Сели, помолчали.
– Вы сегодня неразговорчивы! – заметила Наталья Михайловна.
– Это оттого, что я адски счастлив, что вижу вас. Наташа, дорогая, я тебя три дня не видел! Я думал, что прямо не переживу этого!
– Милый! – шепнула Наталья Михайловна, думая про фуляр.
– Ты знаешь, ведь я нигде не был все эти три дня. Сидел дома как бешеный и все мечтал о тебе. Адски мечтал! Актриса Калинская навязала мне билет в театр, вот посмотри, могу доказать, видишь билет, – я и то не пошел. Сидел дома! Не могу без тебя! Понимаешь? Это – прямо какое-то безумие!
– Покажи билет… А сегодня какое число? Двадцатое? А билет на двадцать первое. Значит, ты еще не пропустил свою Калинскую. Завтра пойдешь.
– Как, неужели на двадцать первое? А я и не посмотрел, – вот тебе лучшее доказательство, как мне все безразлично.
– А где же ты видел эту Калинскую? Ведь ты же говоришь, что все время дома сидел?
– Гм… Я ее совсем не видел. Ну вот, ей-богу, даже смешно. А билет, это она мне… по телефону. Адски звонила! Я уж под конец даже не подходил. Должна же она понять, что я не свободен. Все уже догадываются, что я влюблен. Вчера Мария Сергеевна говорит: «Отчего вы такой задумчивый?» И погрозила пальцем.
– А где же ты видел Марью Сергеевну?
– Марью Сергеевну? Да, знаешь, пришлось забежать на минутку по делу. Ровно пять минут просидел. Она удерживала и все такое. Но ты сама понимаешь, что без тебя мне там делать нечего. Весь вечер проскучал адски, даже ужинать не остался. К чему? За ужином генерал Пяткин стал рассказывать анекдот, а конец забыл. Хохотали до упаду. Я говорю: «Позвольте, генерал, я докончу». А Нина Павловна за него рассердилась. Вообще масса забавного, я страшно хохотал. То есть не я, а другие, потому что я ведь не оставался ужинать.
– Дорогой! – шепнула Наталья Михайловна, думая о прикладе, который закатит ей портниха. «Дорогой будет приклад. Самой купить, гораздо выйдет дешевле».
– Если бы ты знала, как я тебе адски верен! Третьего дня Верочка Лазунова зовет кататься с ней на моторе. Я говорю: «Вы, кажется, с ума сошли!» И представь себе, эта сумасшедшая чуть не вывалилась. На крутом повороте открыла дверь… Вообще тоска ужасная… о чем ты задумалась? Наташа, дорогая! Ты ведь знаешь, что для меня никто не существует, кроме тебя! Клянусь! Даже смешно! Я ей прямо сказал: «Сударыня, помните, что это первый и последний раз…»
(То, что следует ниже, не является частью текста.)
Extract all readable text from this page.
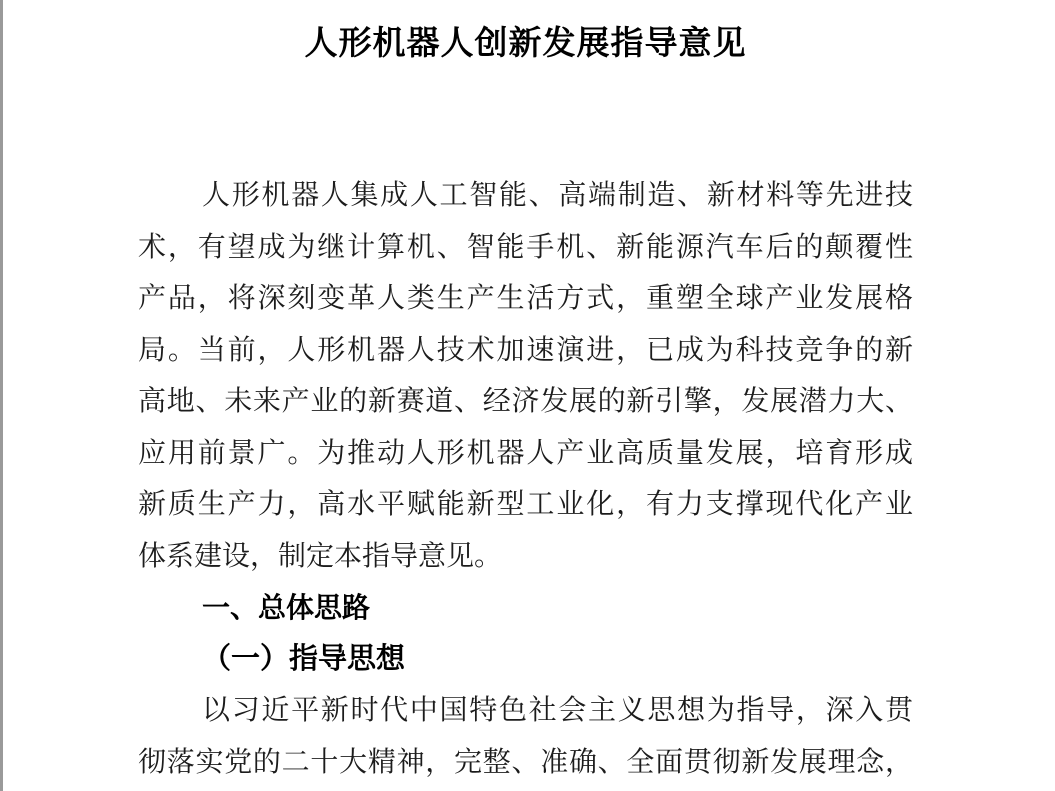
人形机器人创新发展指导意见
人形机器人集成人工智能、高端制造、新材料等先进技
术，有望成为继计算机、智能手机、新能源汽车后的颠覆性
产品，将深刻变革人类生产生活方式，重塑全球产业发展格
局。当前，人形机器人技术加速演进，已成为科技竞争的新
高地、未来产业的新赛道、经济发展的新引擎，发展潜力大、
应用前景广。为推动人形机器人产业高质量发展，培育形成
新质生产力，高水平赋能新型工业化，有力支撑现代化产业
体系建设，制定本指导意见。
一、总体思路
（一）指导思想
以习近平新时代中国特色社会主义思想为指导，深入贯
彻落实党的二十大精神，完整、准确、全面贯彻新发展理念，
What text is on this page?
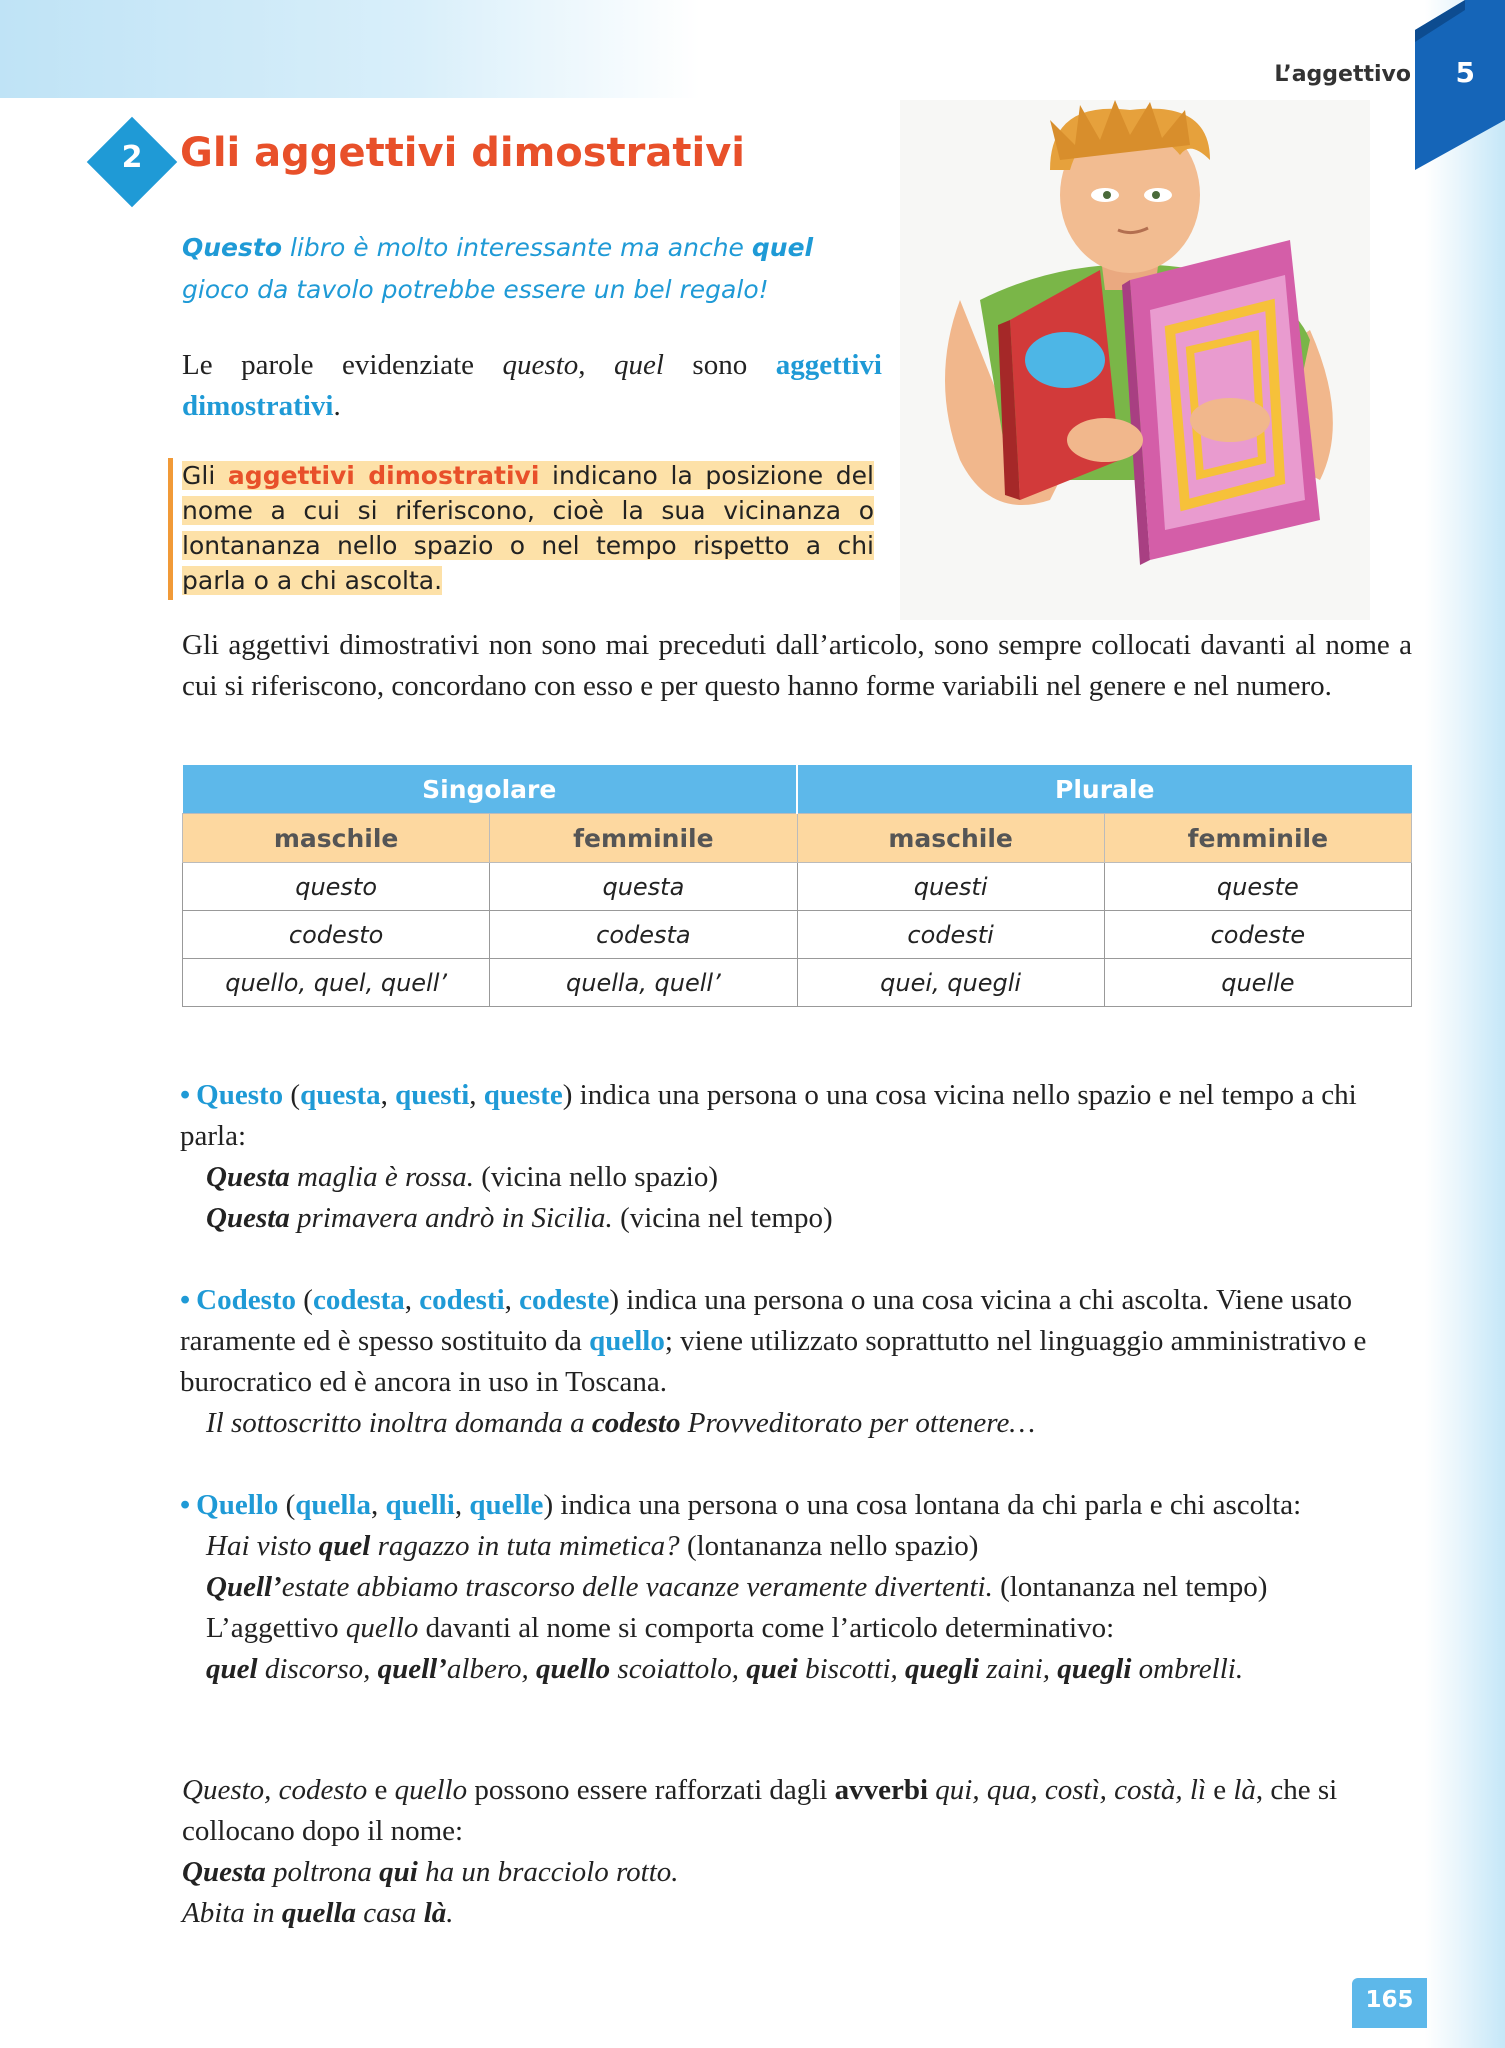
L’aggettivo 5
2 Gli aggettivi dimostrativi
Questo libro è molto interessante ma anche quel gioco da tavolo potrebbe essere un bel regalo!
Le parole evidenziate questo, quel sono aggettivi dimostrativi.
Gli aggettivi dimostrativi indicano la posizione del nome a cui si riferiscono, cioè la sua vicinanza o lontananza nello spazio o nel tempo rispetto a chi parla o a chi ascolta.
Gli aggettivi dimostrativi non sono mai preceduti dall’articolo, sono sempre collocati davanti al nome a cui si riferiscono, concordano con esso e per questo hanno forme variabili nel genere e nel numero.
Singolare		Plurale	
maschile	femminile	maschile	femminile
questo	questa	questi	queste
codesto	codesta	codesti	codeste
quello, quel, quell’	quella, quell’	quei, quegli	quelle
• Questo (questa, questi, queste) indica una persona o una cosa vicina nello spazio e nel tempo a chi parla:
Questa maglia è rossa. (vicina nello spazio)
Questa primavera andrò in Sicilia. (vicina nel tempo)
• Codesto (codesta, codesti, codeste) indica una persona o una cosa vicina a chi ascolta. Viene usato raramente ed è spesso sostituito da quello; viene utilizzato soprattutto nel linguaggio amministrativo e burocratico ed è ancora in uso in Toscana.
Il sottoscritto inoltra domanda a codesto Provveditorato per ottenere…
• Quello (quella, quelli, quelle) indica una persona o una cosa lontana da chi parla e chi ascolta:
Hai visto quel ragazzo in tuta mimetica? (lontananza nello spazio)
Quell’estate abbiamo trascorso delle vacanze veramente divertenti. (lontananza nel tempo)
L’aggettivo quello davanti al nome si comporta come l’articolo determinativo:
quel discorso, quell’albero, quello scoiattolo, quei biscotti, quegli zaini, quegli ombrelli.
Questo, codesto e quello possono essere rafforzati dagli avverbi qui, qua, costì, costà, lì e là, che si collocano dopo il nome:
Questa poltrona qui ha un bracciolo rotto.
Abita in quella casa là.
165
– Кому сказал? Верочке? – очнулась Наталья Михайловна.
– Катерине Ивановне…
– Что? Ничего не понимаю!
– Ах, это так, ерунда. Она очень умная женщина. С ней иногда приятно поговорить о чем-нибудь серьезном, о политике, о космографии. Она, собственно говоря, недурна собой, то есть симпатична, только дура ужасная. Ну и потом все-таки старинное знакомство, неловко…
– А как ее фамилия?
– Тар… А впрочем, нет, нет, не Тар… Забыл фамилию. Да, по правде говоря, и не полюбопытствовал. Мало ли с кем встречаешься, не запоминать же все фамилии. У меня и без того адски много знакомых… Что ты так смотришь? Ты, кажется, думаешь, что я тебе изменяю? Дорогая моя! Мне прямо смешно! Да я и не видал ее… Я видел ее последний раз ровно два года назад, когда мы с тобой еще и знакомы не были. Глупенькая! Не мог же я предчувствовать, что встречу тебя. Хотя, конечно, предчувствия бывают. Я много раз говорил: «Я чувствую, что когда-нибудь адски полюблю». Вот и полюбил. Дай мне свою ручку.
«Как он любит меня! – умилялась Наталья Михайловна. – И к тому же у Лазуновых он, безусловно, самый интересный».
Она взглянула ему в глаза глубоко и страстно и сказала:
– Сережа! Мой Сережа! Ты и понять не можешь, как я люблю тебя! Как я истосковалась за эти дни! Все время я думала только о тебе. Среди всех этих хлопот суетной жизни одна яркая звезда – мысль о тебе. Знаешь, Сережа, сегодня утром, когда я проснулась, я даже глаз еще не успела открыть, как сразу почувствовала: «Сегодня я его увижу».
– Дорогая! – шепнул Сергей Ильич и, низко опустив голову, словно под тяжестью охлынувшего его счастья, посмотрел потихоньку на часы.
– Как бы я хотела поехать с тобой куда-нибудь вместе и не расставаться недели на две…
– Ну, зачем же так мрачно? Можно поехать на один день, куда-нибудь, – в Сестрорецк, что ли…
– Да, да, и все время быть вместе, не расставаться…
– Вот, например, в следующее воскресенье, если хочешь, можно поехать в Павловск, на музыку.
– И ты еще спрашиваешь, хочу ли я! Да я за это всем пожертвую, жизнь отдам! Поедем, дорогой мой, поедем! И все время будем вместе! Все время! Впрочем, ты говоришь – в следующее воскресенье, не знаю наверное, буду ли я свободна. Кажется, Малинина хотела, чтобы я у нее обедала. Вот тоска-то будет с этой дурой!
– Ну что же делать, раз это нужно! Главное, что мы любим друг друга.
– Да… да, в этом радость. Счастливая любовь, это – такая редкость. Который час?
– Половина четвертого.
– Боже мой! А меня ждут по делу. Проводи меня до извозчика. Какой ужас, что так приходится отрываться друг от друга… Я позвоню на днях по телефону.
– Я буду адски ждать! Любовь моя! Любовь моя!
Он долго смотрел ей вслед, пока обращенное к нему лицо ее не скрылось за поворотом. Смотрел, как зачарованный, но уста его шептали совсем не соответствующие позе слова:
– «На днях позвоню». Знаем мы ваше «на днях». Конечно, завтра с утра трезвонить начнет! Вот связался на свою голову, а прогнать, – наверное, повесится! Дура полосатая!
Антей
Сколько ни хлопотал Иван Петрович, отпуск ему дали только в начале июля.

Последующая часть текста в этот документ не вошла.